Con il tempo, Sinwar e la leadership di Hamas persero la fiducia in una possibile soluzione con Israele. Dopo la seconda Intifada, l’establishment politico israeliano, soprattutto sotto Netanyahu, divenne sempre più esplicito nel suo disprezzo per gli interessi palestinesi. L’amministrazione Trump, guidata da Jared Kushner, contribuì a redigere gli Accordi di Abramo, mirati a normalizzare le relazioni tra Israele e gli Stati sunniti, in particolare l’Arabia Saudita, mettendo ancora una volta da parte i palestinesi.
La retorica di Sinwar divenne più cupa. Nel 2019, parlò delle “trappole” che Hamas aveva piazzato nei suoi tunnel e minacciò: “Se gli israeliani commetteranno degli ‘stupidi errori’, schiacceremo Tel Aviv“.
Nel periodo successivo al suo rilascio, Sinwar divenne una presenza molto visibile nelle strade di Gaza, incontrandosi spesso con i residenti e suscitando una venerazione quasi religiosa. Le persone si allungavano per toccarlo e appendevano le sue fotografie. “Sinwar si sta trasformando in una figura spirituale“, commentò una fonte a Yaniv Kubovich, giornalista di Haaretz. “Sta cercando di creare miti attorno a sé, per parlare di sé come qualcuno scelto da Dio per combattere per Gerusalemme a nome dei musulmani.”
Prima del 7 ottobre 2023, ci furono numerosi discorsi e incontri pubblici di Hamas che avrebbero dovuto allertare il governo Netanyahu.

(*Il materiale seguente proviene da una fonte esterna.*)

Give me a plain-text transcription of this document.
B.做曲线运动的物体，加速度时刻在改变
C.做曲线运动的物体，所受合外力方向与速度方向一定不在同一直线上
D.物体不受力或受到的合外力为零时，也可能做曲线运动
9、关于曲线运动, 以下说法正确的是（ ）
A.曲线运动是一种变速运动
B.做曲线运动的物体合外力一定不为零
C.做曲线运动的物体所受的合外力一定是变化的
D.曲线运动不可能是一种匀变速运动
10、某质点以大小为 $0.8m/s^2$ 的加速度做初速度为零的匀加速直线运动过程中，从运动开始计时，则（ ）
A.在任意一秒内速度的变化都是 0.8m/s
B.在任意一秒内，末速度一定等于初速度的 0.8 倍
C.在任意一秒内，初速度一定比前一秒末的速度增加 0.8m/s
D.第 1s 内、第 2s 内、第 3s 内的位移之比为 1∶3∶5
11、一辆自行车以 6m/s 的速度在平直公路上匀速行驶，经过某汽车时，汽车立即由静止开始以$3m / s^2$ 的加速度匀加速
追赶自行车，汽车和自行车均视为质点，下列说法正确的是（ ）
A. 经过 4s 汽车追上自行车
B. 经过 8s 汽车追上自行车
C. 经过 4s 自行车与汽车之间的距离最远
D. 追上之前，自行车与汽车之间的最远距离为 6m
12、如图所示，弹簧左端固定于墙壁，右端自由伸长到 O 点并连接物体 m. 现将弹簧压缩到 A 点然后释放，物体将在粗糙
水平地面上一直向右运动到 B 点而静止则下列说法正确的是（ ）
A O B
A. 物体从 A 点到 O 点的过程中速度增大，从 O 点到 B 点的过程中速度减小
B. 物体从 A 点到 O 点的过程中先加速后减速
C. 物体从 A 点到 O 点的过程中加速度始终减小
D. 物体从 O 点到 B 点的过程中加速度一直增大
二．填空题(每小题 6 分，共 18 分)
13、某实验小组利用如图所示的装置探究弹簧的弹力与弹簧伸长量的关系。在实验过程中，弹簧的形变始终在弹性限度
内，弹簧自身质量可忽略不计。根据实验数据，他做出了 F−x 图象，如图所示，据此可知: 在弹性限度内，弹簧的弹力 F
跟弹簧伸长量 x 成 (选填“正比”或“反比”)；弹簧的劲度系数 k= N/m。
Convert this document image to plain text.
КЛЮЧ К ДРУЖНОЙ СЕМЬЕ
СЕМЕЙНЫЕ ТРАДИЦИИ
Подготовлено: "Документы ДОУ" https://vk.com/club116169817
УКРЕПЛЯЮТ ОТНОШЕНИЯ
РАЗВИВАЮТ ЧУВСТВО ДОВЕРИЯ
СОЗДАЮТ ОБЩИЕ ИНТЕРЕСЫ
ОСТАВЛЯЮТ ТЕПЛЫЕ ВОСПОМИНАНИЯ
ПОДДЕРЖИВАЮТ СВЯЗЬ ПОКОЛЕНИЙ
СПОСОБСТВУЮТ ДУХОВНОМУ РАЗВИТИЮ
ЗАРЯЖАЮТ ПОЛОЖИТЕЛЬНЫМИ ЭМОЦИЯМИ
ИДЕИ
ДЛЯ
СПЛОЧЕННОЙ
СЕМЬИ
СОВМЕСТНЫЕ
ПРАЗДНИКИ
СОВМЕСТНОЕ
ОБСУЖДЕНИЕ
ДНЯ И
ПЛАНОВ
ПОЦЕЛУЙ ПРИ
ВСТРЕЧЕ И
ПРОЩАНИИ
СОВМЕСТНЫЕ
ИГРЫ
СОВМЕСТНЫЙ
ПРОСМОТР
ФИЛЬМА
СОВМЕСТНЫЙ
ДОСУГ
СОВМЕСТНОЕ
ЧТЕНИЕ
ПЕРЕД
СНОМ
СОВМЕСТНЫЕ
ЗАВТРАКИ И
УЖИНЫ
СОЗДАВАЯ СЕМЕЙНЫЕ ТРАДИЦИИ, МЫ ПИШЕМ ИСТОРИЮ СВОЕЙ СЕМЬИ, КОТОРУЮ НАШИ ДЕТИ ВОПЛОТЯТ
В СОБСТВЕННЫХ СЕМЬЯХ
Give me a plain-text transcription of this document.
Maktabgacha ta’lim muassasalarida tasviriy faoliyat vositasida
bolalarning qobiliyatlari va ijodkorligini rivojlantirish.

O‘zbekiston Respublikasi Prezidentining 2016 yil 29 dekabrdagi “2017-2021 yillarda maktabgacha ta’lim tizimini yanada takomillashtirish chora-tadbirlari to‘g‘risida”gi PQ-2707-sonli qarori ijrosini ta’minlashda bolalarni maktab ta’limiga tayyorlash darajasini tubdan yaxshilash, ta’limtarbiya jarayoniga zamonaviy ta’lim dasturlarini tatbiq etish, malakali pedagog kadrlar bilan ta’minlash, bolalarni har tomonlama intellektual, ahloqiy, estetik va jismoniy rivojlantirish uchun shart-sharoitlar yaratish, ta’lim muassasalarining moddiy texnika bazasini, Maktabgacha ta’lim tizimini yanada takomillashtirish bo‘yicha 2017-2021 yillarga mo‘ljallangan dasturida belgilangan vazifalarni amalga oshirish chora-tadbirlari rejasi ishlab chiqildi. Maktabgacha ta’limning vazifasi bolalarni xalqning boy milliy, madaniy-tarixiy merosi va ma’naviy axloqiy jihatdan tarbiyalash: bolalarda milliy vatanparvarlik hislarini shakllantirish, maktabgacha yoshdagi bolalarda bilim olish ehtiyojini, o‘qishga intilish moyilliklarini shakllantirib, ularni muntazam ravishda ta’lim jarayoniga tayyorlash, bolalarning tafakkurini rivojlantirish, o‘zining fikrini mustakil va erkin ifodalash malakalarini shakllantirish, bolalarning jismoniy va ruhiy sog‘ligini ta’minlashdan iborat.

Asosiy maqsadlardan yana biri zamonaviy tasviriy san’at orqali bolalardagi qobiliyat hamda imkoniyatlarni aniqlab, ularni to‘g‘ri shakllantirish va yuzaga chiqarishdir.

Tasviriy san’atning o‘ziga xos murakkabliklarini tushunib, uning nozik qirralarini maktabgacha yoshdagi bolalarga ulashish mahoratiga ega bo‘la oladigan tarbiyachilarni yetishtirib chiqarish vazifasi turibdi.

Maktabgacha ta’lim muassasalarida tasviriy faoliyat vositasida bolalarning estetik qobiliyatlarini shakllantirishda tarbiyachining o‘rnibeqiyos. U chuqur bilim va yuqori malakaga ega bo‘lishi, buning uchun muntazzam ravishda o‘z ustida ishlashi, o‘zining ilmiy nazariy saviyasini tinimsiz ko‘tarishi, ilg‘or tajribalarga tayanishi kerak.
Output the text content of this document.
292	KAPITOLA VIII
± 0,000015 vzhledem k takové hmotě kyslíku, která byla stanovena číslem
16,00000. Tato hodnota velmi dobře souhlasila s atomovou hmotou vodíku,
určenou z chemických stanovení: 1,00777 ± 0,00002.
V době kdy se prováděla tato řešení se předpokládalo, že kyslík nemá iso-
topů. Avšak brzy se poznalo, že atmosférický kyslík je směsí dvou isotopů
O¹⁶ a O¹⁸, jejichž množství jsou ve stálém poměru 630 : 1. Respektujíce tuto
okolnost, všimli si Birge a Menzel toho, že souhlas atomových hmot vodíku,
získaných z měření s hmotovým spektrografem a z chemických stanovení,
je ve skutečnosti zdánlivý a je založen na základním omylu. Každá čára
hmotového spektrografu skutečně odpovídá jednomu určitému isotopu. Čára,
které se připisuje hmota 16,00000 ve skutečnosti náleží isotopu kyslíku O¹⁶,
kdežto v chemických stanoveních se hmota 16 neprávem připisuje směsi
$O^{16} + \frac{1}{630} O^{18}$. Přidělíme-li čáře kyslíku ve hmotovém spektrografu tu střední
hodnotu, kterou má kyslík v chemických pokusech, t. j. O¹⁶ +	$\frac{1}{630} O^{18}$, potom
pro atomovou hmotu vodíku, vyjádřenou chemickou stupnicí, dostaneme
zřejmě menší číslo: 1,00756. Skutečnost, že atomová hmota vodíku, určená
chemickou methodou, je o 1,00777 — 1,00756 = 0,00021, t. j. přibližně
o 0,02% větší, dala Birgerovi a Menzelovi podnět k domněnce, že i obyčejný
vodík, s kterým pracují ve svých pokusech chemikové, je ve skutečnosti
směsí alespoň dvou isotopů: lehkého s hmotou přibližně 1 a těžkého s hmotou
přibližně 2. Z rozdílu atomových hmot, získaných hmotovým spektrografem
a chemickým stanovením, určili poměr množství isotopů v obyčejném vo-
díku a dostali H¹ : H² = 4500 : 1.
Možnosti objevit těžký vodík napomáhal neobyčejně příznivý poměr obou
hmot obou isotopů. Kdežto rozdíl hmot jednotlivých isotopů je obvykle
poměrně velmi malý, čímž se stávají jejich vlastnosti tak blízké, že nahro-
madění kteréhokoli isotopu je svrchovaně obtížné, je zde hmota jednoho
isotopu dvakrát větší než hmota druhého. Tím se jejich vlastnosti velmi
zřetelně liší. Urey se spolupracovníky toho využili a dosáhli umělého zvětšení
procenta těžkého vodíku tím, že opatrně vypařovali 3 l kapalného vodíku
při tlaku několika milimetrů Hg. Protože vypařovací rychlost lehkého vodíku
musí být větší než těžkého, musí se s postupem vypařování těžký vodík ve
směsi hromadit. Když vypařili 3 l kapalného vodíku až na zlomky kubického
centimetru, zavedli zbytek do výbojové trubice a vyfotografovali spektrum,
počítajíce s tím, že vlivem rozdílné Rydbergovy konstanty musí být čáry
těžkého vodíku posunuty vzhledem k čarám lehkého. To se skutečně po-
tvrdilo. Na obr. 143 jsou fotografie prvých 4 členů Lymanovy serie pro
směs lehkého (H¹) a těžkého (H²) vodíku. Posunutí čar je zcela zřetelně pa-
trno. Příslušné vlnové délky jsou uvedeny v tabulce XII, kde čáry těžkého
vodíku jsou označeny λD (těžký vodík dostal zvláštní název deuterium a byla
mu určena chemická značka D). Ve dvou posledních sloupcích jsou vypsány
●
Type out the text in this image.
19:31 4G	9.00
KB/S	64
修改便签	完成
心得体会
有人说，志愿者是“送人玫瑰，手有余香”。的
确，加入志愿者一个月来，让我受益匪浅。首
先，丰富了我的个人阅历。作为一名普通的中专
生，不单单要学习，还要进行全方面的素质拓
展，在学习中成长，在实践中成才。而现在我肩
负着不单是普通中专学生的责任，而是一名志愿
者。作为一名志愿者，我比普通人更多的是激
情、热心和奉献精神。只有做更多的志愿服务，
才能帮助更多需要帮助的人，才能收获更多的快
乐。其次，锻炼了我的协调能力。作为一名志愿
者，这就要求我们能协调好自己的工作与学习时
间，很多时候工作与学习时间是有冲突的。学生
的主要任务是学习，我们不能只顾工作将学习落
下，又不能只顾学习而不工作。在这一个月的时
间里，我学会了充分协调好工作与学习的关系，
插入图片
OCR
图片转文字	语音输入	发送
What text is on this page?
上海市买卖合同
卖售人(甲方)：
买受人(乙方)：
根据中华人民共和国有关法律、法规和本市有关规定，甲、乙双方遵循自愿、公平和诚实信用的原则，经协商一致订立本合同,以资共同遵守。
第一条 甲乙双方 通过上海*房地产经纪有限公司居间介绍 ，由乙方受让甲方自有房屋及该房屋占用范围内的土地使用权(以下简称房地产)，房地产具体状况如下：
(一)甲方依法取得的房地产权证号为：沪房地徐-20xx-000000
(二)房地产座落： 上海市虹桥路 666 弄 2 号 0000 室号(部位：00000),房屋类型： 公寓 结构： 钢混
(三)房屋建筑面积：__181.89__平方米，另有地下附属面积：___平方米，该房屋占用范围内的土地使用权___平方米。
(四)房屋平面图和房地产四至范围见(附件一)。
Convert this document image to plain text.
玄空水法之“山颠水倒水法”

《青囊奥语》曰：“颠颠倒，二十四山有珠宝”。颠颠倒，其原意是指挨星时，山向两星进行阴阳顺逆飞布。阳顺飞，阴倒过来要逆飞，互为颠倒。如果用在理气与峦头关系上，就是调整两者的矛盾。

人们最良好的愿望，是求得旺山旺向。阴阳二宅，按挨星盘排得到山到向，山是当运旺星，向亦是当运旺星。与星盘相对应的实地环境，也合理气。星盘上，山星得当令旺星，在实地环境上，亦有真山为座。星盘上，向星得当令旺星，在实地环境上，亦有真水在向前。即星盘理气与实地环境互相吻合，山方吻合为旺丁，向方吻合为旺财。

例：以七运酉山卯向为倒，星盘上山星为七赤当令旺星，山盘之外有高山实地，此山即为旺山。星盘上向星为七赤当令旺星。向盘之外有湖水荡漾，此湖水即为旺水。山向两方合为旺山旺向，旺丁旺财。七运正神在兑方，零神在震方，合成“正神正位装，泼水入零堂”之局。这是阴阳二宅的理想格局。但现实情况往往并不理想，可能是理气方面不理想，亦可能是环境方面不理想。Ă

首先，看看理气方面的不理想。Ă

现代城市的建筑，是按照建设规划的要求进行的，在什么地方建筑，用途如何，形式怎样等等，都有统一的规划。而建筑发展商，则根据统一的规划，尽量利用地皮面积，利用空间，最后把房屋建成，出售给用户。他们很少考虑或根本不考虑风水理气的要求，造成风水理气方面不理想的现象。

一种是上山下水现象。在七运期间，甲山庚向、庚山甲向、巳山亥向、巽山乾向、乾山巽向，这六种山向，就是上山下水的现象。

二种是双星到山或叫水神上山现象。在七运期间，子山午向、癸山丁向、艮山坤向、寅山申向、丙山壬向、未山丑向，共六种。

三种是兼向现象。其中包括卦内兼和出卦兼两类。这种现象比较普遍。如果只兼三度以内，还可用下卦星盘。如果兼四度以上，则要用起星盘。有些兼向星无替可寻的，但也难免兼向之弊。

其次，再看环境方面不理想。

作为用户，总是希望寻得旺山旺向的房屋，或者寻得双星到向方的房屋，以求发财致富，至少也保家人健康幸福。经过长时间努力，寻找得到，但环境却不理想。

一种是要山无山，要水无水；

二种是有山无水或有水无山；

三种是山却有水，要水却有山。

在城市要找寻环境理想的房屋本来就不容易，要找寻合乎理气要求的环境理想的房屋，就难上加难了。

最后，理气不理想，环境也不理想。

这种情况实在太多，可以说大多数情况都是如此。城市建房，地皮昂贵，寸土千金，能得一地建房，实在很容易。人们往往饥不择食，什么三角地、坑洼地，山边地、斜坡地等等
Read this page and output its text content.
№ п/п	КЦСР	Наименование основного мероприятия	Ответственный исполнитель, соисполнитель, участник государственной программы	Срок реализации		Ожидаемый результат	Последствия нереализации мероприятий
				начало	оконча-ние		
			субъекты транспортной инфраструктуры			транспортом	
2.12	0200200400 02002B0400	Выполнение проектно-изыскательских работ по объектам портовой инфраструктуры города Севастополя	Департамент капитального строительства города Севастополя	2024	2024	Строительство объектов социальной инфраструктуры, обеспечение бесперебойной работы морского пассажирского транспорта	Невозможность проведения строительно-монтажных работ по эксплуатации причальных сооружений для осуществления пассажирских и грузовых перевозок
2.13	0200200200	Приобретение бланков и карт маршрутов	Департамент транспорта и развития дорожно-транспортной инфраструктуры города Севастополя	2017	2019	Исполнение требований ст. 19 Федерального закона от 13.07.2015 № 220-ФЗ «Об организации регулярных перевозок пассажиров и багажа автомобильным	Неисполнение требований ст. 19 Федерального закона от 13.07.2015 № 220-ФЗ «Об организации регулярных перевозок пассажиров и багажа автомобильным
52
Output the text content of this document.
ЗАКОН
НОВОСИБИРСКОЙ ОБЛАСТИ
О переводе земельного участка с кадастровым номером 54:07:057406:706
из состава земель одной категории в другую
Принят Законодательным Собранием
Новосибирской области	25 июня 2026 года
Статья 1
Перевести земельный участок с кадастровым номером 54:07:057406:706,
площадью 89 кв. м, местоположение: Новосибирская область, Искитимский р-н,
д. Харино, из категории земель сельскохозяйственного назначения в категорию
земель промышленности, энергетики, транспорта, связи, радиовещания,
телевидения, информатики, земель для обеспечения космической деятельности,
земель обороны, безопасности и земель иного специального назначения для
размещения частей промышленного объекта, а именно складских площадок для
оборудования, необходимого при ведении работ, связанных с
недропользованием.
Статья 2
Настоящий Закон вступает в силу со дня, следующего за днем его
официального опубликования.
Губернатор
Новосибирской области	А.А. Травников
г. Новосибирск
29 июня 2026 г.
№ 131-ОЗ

Il 30 settembre 2021, si tenne al Commodore Hotel di Gaza City una conferenza intitolata Promise of the Hereafter: Post-Liberation Palestine. I partecipanti discussero piani per un futuro dopo la “liberazione”, ovvero dopo la “scomparsa” dello Stato di Israele. Hamas aveva compilato un “registro” di obiettivi israeliani da sequestrare, come appartamenti, scuole, centrali elettriche e distributori di benzina. I delegati erano anche particolarmente preoccupati di impedire una “fuga di cervelli” degli “ebrei istruiti” che avrebbero potuto portare con sé le loro conoscenze e competenze.
Sinwar non solo benedisse la conferenza, ma elogiò anche Fist of the Free, una serie televisiva trasmessa su Al-Aqsa, la stazione sponsorizzata da Hamas. La serie ritraeva soldati di Hamas che respingevano un’invasione israeliana, ottenendo vittorie gloriose. Sinwar affermò che la serie aveva un grande impatto sulla preparazione dei martiri e sulla loro jihad per il percorso di liberazione.
La pianificazione e l’esecuzione dell’attacco del 7 ottobre 2023 furono in gran parte attribuite a Yahya Sinwar e Mohammed Deif, con Haniyeh che ebbe un ruolo marginale nei dettagli operativi. Il conflitto ha avuto conseguenze devastanti, con enormi perdite di vite e distruzione su entrambi i lati. La risposta militare israeliana ha comportato gravi devastazioni a Gaza, mentre la crisi internazionale e il dibattito sulle azioni di Israele e Hamas sono intensificati. Amos Harel ha osservato che Sinwar ha saputo provocare una reazione israeliana di vendetta e rabbia, influenzando profondamente la percezione e le azioni della società israeliana. Molti, anche le persone che hanno poca simpatia per Hamas, da Ramallah a Gaza City, credono che il massacro e le conseguenze globali dell’assalto di Israele a Gaza abbiano rimesso sul tavolo la questione palestinese.
Neomi Neumann, che ha guidato l’unità di ricerca dello Shin Bet dal 2017 al 2021, ha affermato in un’intervista al The New Yorker che Sinwar ha ottenuto una grande vittoria politica dimostrando che Israele “potrebbe essere duramente colpita” e minando il suo sostegno internazionale. Fonti palestinesi e israeliane hanno affermato che Sinwar si vede quasi certamente come l’attore trionfante in un grande dramma storico. E come si sente spesso dire a Gaza: Sinwar è in ogni casa in Palestina; è il palestinese più importante del mondo.